Sulla scia di studi e/o suggestioni avviate ormai un secolo fa dai vari Tynjanov, Nazirov, Bachtin (una delle figure più straordinarie della critica novecentesca, di cui vale la pena ricordare le ricerche sulla satira menippea, il dialogo socratico, il carnevalesco e la loro presenza nelle strutture polifoniche dostoevskiane), ma anche dal poeta Ivanov, centrale nel volume è l’idea che “il mito, quindi, dotato inizialmente di un potenziale esclusivamente simbolico e contemplativo (come lo era il rituale arcaico prima di essere esperito), si trasformi, nell’idea artistica del romanziere, in un’entità “attiva nella vita reale”.

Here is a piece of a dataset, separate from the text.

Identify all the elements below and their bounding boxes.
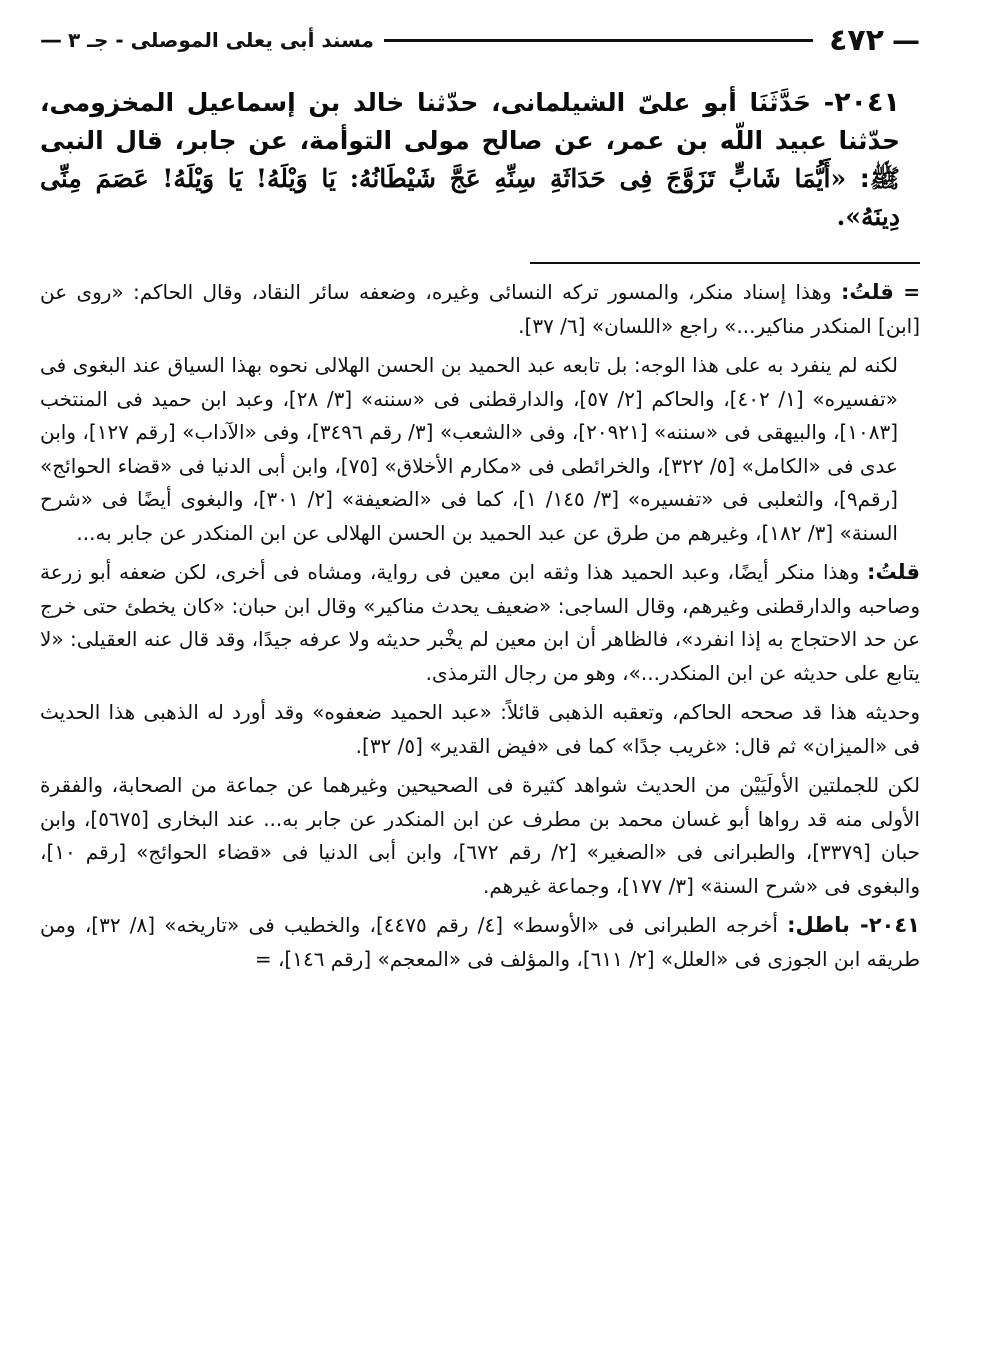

Preme conoscere quale sia stata l’attualizzazione di quei modelli. Le Sacre Scritture e i poemi omerici offrono stimoli continui allo scrittore, il quale dimostra di conoscere bene la tradizione, non come studioso (lettore non sistematico, Dostoevskij, questo lo aggiunge lo scrivente, sempre travagliato in vita da problemi economici, politici e di salute: D. leggeva soprattutto in funzione dei suoi scritti futuri), ma di sicuro da artista provveduto e consapevole che non solo i miti vanno ri-visti ma che l’arte medesima, anche la sua, così vicina all’esperienza profonda della vita, non può prescindere dalle forme e dai modelli precedenti. Nello specifico risulta interessante il riuso da parte di Dostoevskij di metafore ornitologiche diffuse nella Bibbia e non solo, concernenti per esempio il motivo della casa-nido, interno al romanzo L’adolescente, e ivi traslate soprattutto in uno schema percettivo, uno sguardo a volo d’uccello secondo il giudizio di Kauchtschischwili – prospettiva che consente una lettura anamorfica delle cose: deformante, grottesca, aberrante.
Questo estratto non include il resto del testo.